Capitão: Manchester City
Superpoder: líder por excelência

Já se passaram 10 anos desde que Vincent Kompany assinou contrato com o Manchester City - ele é o único jogador que está no clube antes mesmo que o grupo de Abu Dhabi assumisse como dono - e, apesar das lesões o atrapalharem, ele continua sendo um dos líderes, a alma do elenco. No Etihad, Kompany evoluiu para um dos melhores defensores do planeta.
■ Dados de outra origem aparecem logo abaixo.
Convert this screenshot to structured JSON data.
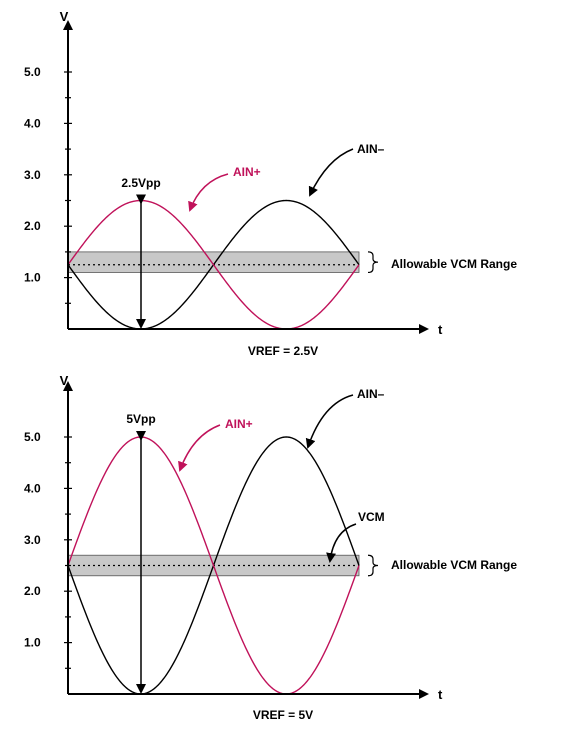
{
  "colors": {
    "axis": "#000000",
    "ain_minus": "#000000",
    "ain_plus": "#c0125a",
    "vcm_band_fill": "#c8c8c8",
    "vcm_band_stroke": "#555555"
  },
  "panels": [
    {
      "y_axis_label": "V",
      "x_axis_label": "t",
      "tick_labels": [
        "5.0",
        "4.0",
        "3.0",
        "2.0",
        "1.0"
      ],
      "tick_values": [
        5.0,
        4.0,
        3.0,
        2.0,
        1.0
      ],
      "amplitude_label": "2.5Vpp",
      "ain_plus_label": "AIN+",
      "ain_minus_label": "AIN–",
      "vcm_label": "",
      "range_label": "Allowable VCM Range",
      "caption": "VREF = 2.5V",
      "vref": 2.5,
      "vcm": 1.25,
      "vcm_band": [
        1.1,
        1.5
      ]
    },
    {
      "y_axis_label": "V",
      "x_axis_label": "t",
      "tick_labels": [
        "5.0",
        "4.0",
        "3.0",
        "2.0",
        "1.0"
      ],
      "tick_values": [
        5.0,
        4.0,
        3.0,
        2.0,
        1.0
      ],
      "amplitude_label": "5Vpp",
      "ain_plus_label": "AIN+",
      "ain_minus_label": "AIN–",
      "vcm_label": "VCM",
      "range_label": "Allowable VCM Range",
      "caption": "VREF = 5V",
      "vref": 5.0,
      "vcm": 2.5,
      "vcm_band": [
        2.3,
        2.7
      ]
    }
  ]
}
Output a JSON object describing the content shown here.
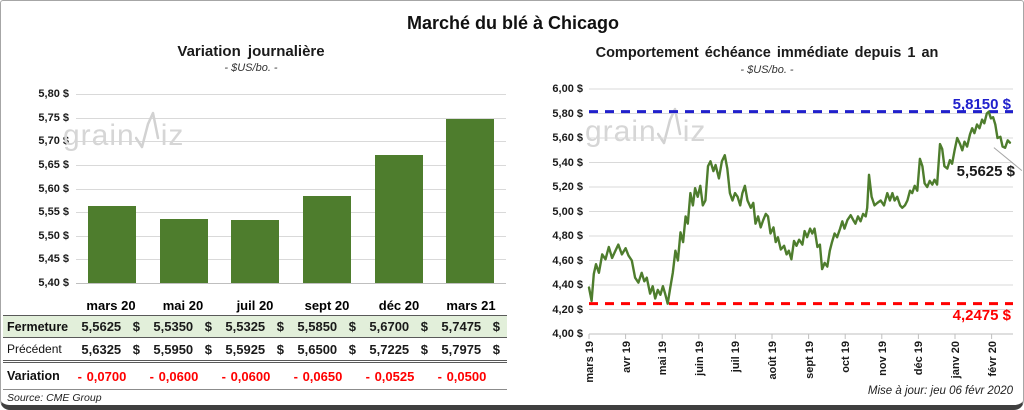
{
  "title": "Marché du blé à Chicago",
  "colors": {
    "green": "#4e7d2d",
    "blue": "#2020cc",
    "red": "#ff0000",
    "grid": "#d9d9d9",
    "axis": "#bfbfbf",
    "leader": "#a6a6a6"
  },
  "watermark": {
    "part1": "grain",
    "part2": "iz"
  },
  "table": {
    "columns": [
      "mars 20",
      "mai 20",
      "juil 20",
      "sept 20",
      "déc 20",
      "mars 21"
    ],
    "rows": [
      {
        "label": "Fermeture",
        "cells": [
          "5,5625 $",
          "5,5350 $",
          "5,5325 $",
          "5,5850 $",
          "5,6700 $",
          "5,7475 $"
        ]
      },
      {
        "label": "Précédent",
        "cells": [
          "5,6325 $",
          "5,5950 $",
          "5,5925 $",
          "5,6500 $",
          "5,7225 $",
          "5,7975 $"
        ]
      },
      {
        "label": "Variation",
        "cells": [
          "- 0,0700",
          "- 0,0600",
          "- 0,0600",
          "- 0,0650",
          "- 0,0525",
          "- 0,0500"
        ]
      }
    ],
    "source": "Source: CME Group"
  },
  "footer": {
    "updated": "Mise à jour: jeu 06 févr 2020"
  },
  "chart_data": [
    {
      "type": "bar",
      "title": "Variation journalière",
      "subtitle": "- $US/bo. -",
      "categories": [
        "mars 20",
        "mai 20",
        "juil 20",
        "sept 20",
        "déc 20",
        "mars 21"
      ],
      "values": [
        5.5625,
        5.535,
        5.5325,
        5.585,
        5.67,
        5.7475
      ],
      "ylim": [
        5.4,
        5.8
      ],
      "ytick_step": 0.05,
      "y_tick_labels": [
        "5,80 $",
        "5,75 $",
        "5,70 $",
        "5,65 $",
        "5,60 $",
        "5,55 $",
        "5,50 $",
        "5,45 $",
        "5,40 $"
      ],
      "grid": true,
      "legend": "none"
    },
    {
      "type": "line",
      "title": "Comportement échéance immédiate depuis 1 an",
      "subtitle": "- $US/bo. -",
      "x_labels": [
        "mars 19",
        "avr 19",
        "mai 19",
        "juin 19",
        "juil 19",
        "août 19",
        "sept 19",
        "oct 19",
        "nov 19",
        "déc 19",
        "janv 20",
        "févr 20"
      ],
      "ylim": [
        4.0,
        6.0
      ],
      "ytick_step": 0.2,
      "y_tick_labels": [
        "6,00 $",
        "5,80 $",
        "5,60 $",
        "5,40 $",
        "5,20 $",
        "5,00 $",
        "4,80 $",
        "4,60 $",
        "4,40 $",
        "4,20 $",
        "4,00 $"
      ],
      "grid": true,
      "legend": "none",
      "ref_high": {
        "value": 5.815,
        "label": "5,8150 $"
      },
      "ref_low": {
        "value": 4.2475,
        "label": "4,2475 $"
      },
      "last": {
        "value": 5.5625,
        "label": "5,5625 $"
      },
      "points": [
        [
          0.0,
          4.38
        ],
        [
          0.07,
          4.27
        ],
        [
          0.13,
          4.49
        ],
        [
          0.19,
          4.57
        ],
        [
          0.27,
          4.5
        ],
        [
          0.36,
          4.65
        ],
        [
          0.45,
          4.61
        ],
        [
          0.54,
          4.71
        ],
        [
          0.63,
          4.62
        ],
        [
          0.72,
          4.68
        ],
        [
          0.8,
          4.73
        ],
        [
          0.9,
          4.65
        ],
        [
          1.0,
          4.7
        ],
        [
          1.08,
          4.64
        ],
        [
          1.17,
          4.6
        ],
        [
          1.26,
          4.46
        ],
        [
          1.35,
          4.42
        ],
        [
          1.44,
          4.5
        ],
        [
          1.51,
          4.43
        ],
        [
          1.58,
          4.46
        ],
        [
          1.67,
          4.33
        ],
        [
          1.74,
          4.39
        ],
        [
          1.81,
          4.29
        ],
        [
          1.88,
          4.36
        ],
        [
          1.95,
          4.32
        ],
        [
          2.02,
          4.39
        ],
        [
          2.08,
          4.33
        ],
        [
          2.15,
          4.2475
        ],
        [
          2.22,
          4.38
        ],
        [
          2.29,
          4.5
        ],
        [
          2.36,
          4.68
        ],
        [
          2.43,
          4.6
        ],
        [
          2.5,
          4.83
        ],
        [
          2.57,
          4.75
        ],
        [
          2.64,
          4.96
        ],
        [
          2.7,
          4.9
        ],
        [
          2.77,
          5.15
        ],
        [
          2.84,
          5.05
        ],
        [
          2.9,
          5.19
        ],
        [
          2.97,
          5.12
        ],
        [
          3.04,
          5.21
        ],
        [
          3.11,
          5.05
        ],
        [
          3.18,
          5.09
        ],
        [
          3.25,
          5.37
        ],
        [
          3.32,
          5.41
        ],
        [
          3.4,
          5.33
        ],
        [
          3.46,
          5.38
        ],
        [
          3.55,
          5.27
        ],
        [
          3.63,
          5.41
        ],
        [
          3.71,
          5.46
        ],
        [
          3.78,
          5.35
        ],
        [
          3.85,
          5.15
        ],
        [
          3.92,
          5.09
        ],
        [
          3.99,
          5.15
        ],
        [
          4.06,
          5.12
        ],
        [
          4.13,
          5.05
        ],
        [
          4.19,
          5.15
        ],
        [
          4.26,
          5.21
        ],
        [
          4.33,
          5.09
        ],
        [
          4.42,
          5.03
        ],
        [
          4.49,
          5.07
        ],
        [
          4.55,
          4.9
        ],
        [
          4.62,
          4.96
        ],
        [
          4.69,
          4.87
        ],
        [
          4.76,
          4.93
        ],
        [
          4.83,
          4.98
        ],
        [
          4.89,
          4.96
        ],
        [
          4.96,
          4.82
        ],
        [
          5.04,
          4.87
        ],
        [
          5.1,
          4.75
        ],
        [
          5.16,
          4.79
        ],
        [
          5.24,
          4.69
        ],
        [
          5.33,
          4.72
        ],
        [
          5.4,
          4.65
        ],
        [
          5.46,
          4.68
        ],
        [
          5.53,
          4.61
        ],
        [
          5.6,
          4.76
        ],
        [
          5.67,
          4.72
        ],
        [
          5.74,
          4.77
        ],
        [
          5.83,
          4.73
        ],
        [
          5.89,
          4.84
        ],
        [
          5.96,
          4.79
        ],
        [
          6.04,
          4.86
        ],
        [
          6.1,
          4.82
        ],
        [
          6.16,
          4.86
        ],
        [
          6.24,
          4.71
        ],
        [
          6.31,
          4.73
        ],
        [
          6.37,
          4.53
        ],
        [
          6.44,
          4.58
        ],
        [
          6.51,
          4.55
        ],
        [
          6.58,
          4.68
        ],
        [
          6.64,
          4.75
        ],
        [
          6.71,
          4.82
        ],
        [
          6.78,
          4.79
        ],
        [
          6.86,
          4.86
        ],
        [
          6.92,
          4.92
        ],
        [
          6.98,
          4.86
        ],
        [
          7.06,
          4.93
        ],
        [
          7.15,
          4.97
        ],
        [
          7.22,
          4.93
        ],
        [
          7.28,
          4.9
        ],
        [
          7.35,
          4.96
        ],
        [
          7.42,
          4.92
        ],
        [
          7.49,
          4.98
        ],
        [
          7.56,
          4.96
        ],
        [
          7.6,
          5.03
        ],
        [
          7.65,
          5.3
        ],
        [
          7.72,
          5.12
        ],
        [
          7.8,
          5.05
        ],
        [
          7.88,
          5.07
        ],
        [
          7.97,
          5.09
        ],
        [
          8.06,
          5.05
        ],
        [
          8.15,
          5.15
        ],
        [
          8.22,
          5.09
        ],
        [
          8.29,
          5.15
        ],
        [
          8.35,
          5.09
        ],
        [
          8.42,
          5.12
        ],
        [
          8.5,
          5.05
        ],
        [
          8.56,
          5.03
        ],
        [
          8.63,
          5.05
        ],
        [
          8.7,
          5.09
        ],
        [
          8.77,
          5.17
        ],
        [
          8.83,
          5.15
        ],
        [
          8.9,
          5.21
        ],
        [
          8.97,
          5.17
        ],
        [
          9.04,
          5.43
        ],
        [
          9.11,
          5.37
        ],
        [
          9.17,
          5.23
        ],
        [
          9.24,
          5.2
        ],
        [
          9.31,
          5.25
        ],
        [
          9.38,
          5.22
        ],
        [
          9.44,
          5.26
        ],
        [
          9.51,
          5.22
        ],
        [
          9.59,
          5.55
        ],
        [
          9.65,
          5.51
        ],
        [
          9.71,
          5.37
        ],
        [
          9.79,
          5.35
        ],
        [
          9.86,
          5.42
        ],
        [
          9.92,
          5.39
        ],
        [
          9.99,
          5.5
        ],
        [
          10.06,
          5.6
        ],
        [
          10.14,
          5.55
        ],
        [
          10.2,
          5.5
        ],
        [
          10.26,
          5.57
        ],
        [
          10.33,
          5.53
        ],
        [
          10.41,
          5.63
        ],
        [
          10.47,
          5.68
        ],
        [
          10.53,
          5.64
        ],
        [
          10.6,
          5.71
        ],
        [
          10.67,
          5.68
        ],
        [
          10.74,
          5.75
        ],
        [
          10.8,
          5.72
        ],
        [
          10.87,
          5.8
        ],
        [
          10.92,
          5.815
        ],
        [
          10.98,
          5.76
        ],
        [
          11.04,
          5.77
        ],
        [
          11.1,
          5.71
        ],
        [
          11.16,
          5.6
        ],
        [
          11.24,
          5.61
        ],
        [
          11.3,
          5.53
        ],
        [
          11.37,
          5.52
        ],
        [
          11.44,
          5.58
        ],
        [
          11.5,
          5.5625
        ]
      ]
    }
  ]
}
Gols, desarmes, porta-voz com os árbitros e com os meios de comunicação, milagres em cima da linha: ele tem tudo em sua caixa de ferramentas. Kompany comandou a equipe que derrotou o Manchester United nas semifinais da Copa da Inglaterra de 2010-2011, no caminho para o clube conquistar sua primeira taça em 35 anos. Depois disso, ele levou o time ao seu primeiro título da Premier League em 44 anos, em 2012. "Ele tem algo especial ", diz seu técnico Pep Guardiola. Kevin De Bruyne, seu companheiro de City e de seleção belga, concorda: ele é "uma lenda para o clube."